Wizard
- Cover of #235, the final issue
- Frequency: Monthly
- Publisher: Gareb Shamus
- First issue: July 1991
- Final issue: March 2011
- Company: Wizard Entertainment
- Country: United States
- Based in: Congers, New York
- Language: English
- ISSN: 1065-6499

= Wizard (magazine) =

American magazine about comic books

Wizard or Wizard: The Magazine of Comics, Entertainment and Pop Culture (previously titled Wizard: The Guide to Comics and Wizard: The Comics Magazine) was a magazine about comic books, published monthly in the United States by Wizard Entertainment from July 1991 to January 2011. It included a price guide, as well as comic book, movie, anime, and collector news, interviews, and previews.

==Publication history==
Wizard launched in July 1991. With issue #7, the magazine switched to glossy paper and color printing. Wizard strongly supported new publishers Valiant Comics and Image Comics, heavily promoting their new releases.

With its high-end production values and embodiment of the comic speculator boom, Wizard was an instant hit, with a monthly circulation of more than 100,000 copies.

The magazine's success led Wizard Entertainment to launch several ongoing magazines dedicated to similar interests — such as InQuest Gamer for collectible game cards (published 1995–2007), ToyFare for toys and action figures (1997–2011), Anime Insider for anime and manga (2001–2009), and Toy Wishes for mainstream toy enthusiasts (c. 1999–c. 2008).
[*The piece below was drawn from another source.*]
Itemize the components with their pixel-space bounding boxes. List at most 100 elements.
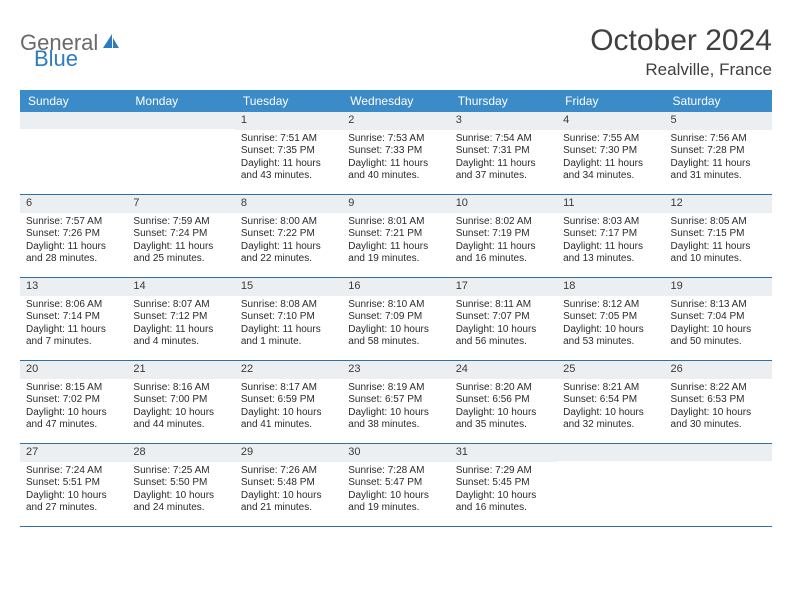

In 2006, Wizard was revamped with a bigger look and more pages, switching from the "perfect bound" staple-free look to that of a more traditional magazine. In November 2006, Wizard magazine editor-in-chief and co-founder Pat McCallum was fired, after more than a decade with the company. Wizard declined to say why he was removed. On February 21, 2007, Scott Gramling was announced as the new editor-in-chief.

After issue #200 (June 2008), Wizard made several changes to the magazine, shifting focus from reviews and humor to information about upcoming comics and the industry as a whole. The three-page "Magic Words" section, which consisted of reader questions, was dropped and replaced by "Fan Mail", a half-page section allowing three short (and often humorous) letters. Soon after, in August 2008, longtime Wizard Editor Brian Cunningham was removed. The final editor was a former staff writer and managing editor Mike Cotton. On February 27, 2009, Wizard laid off 10% of its workforce, including its three staff writers, in order to make room for freelance writers.

Wizard was relaunched with issue #228 (August 2010), which featured Mark Millar as a guest editor. The magazine returned to its strictly comic book roots. The issue featured a Green Hornet film cover and a round table discussion with creators in the comic book film industry.

Despite all these changes, however, the magazine was losing subscribers at an unsustainable rate; by December 2010, its circulation was just 17,000 copies. On January 24, 2011, Rich Johnston of the website Bleeding Cool confirmed that the magazine would cease print publication, that almost all of its magazine staff had been laid off, and all freelance engagements were canceled. This was confirmed later that day by Wizard, who also revealed that its sister magazine, ToyFare, was also canceled. According to the publication's representatives, Wizard would be relaunched in February 2011 as an online magazine called Wizard World. The first issue of Wizard World was made available online and through major digital distribution channels on March 2, 2011.

==Regular features==
The magazine went through an ever-changing line-up of regular and semi-regular features, including:
- Book Shelf – Brief descriptions of the monthly trade paperback and hardcover collection releases.
- Top 10 Writers and Artists – Lists charting the most popular creators of the month in each category.

Retired features include
- Casting Call – A feature proposing the "dream" cast for potential film adaptations of various comic books. It later appeared sporadically.
- Last Man Standing – A dream "face-off" between two different characters or teams, always of different companies and/or universes. The feature would detail a brief showdown between the two, including the victor, and would be accompanied by an exclusive illustration (usually by a high-profile artist) depicting the battle.

==Exclusive offers==
Both Wizard and ToyFare often featured mail-away offers for exclusive merchandise. Wizard began a practice of producing specially offered Wizard #½ issues. These were special issues of ongoing major comic book series which featured in-continuity stories that supplemented the regular series' published issues. The issues were numbered #½ so as not to disrupt the series' ongoing numbering system. Often Wizard would also include free pack-in issues with their magazines, usually numbered as Wizard #0.

==Wizard Fan Awards==

The magazine presented the Wizard Fan Awards annually for works of distinction within the comics industry from 1993 to 2006. In 1993, the awards were presented at Dragon Con; in 1994, they were presented at Great Eastern Conventions' Philadelphia Comic Book Spectacular; in 1995, the awards moved their home to the Chicago Comicon (later renamed Wizard World Chicago), where they remained for the remainder of their existence.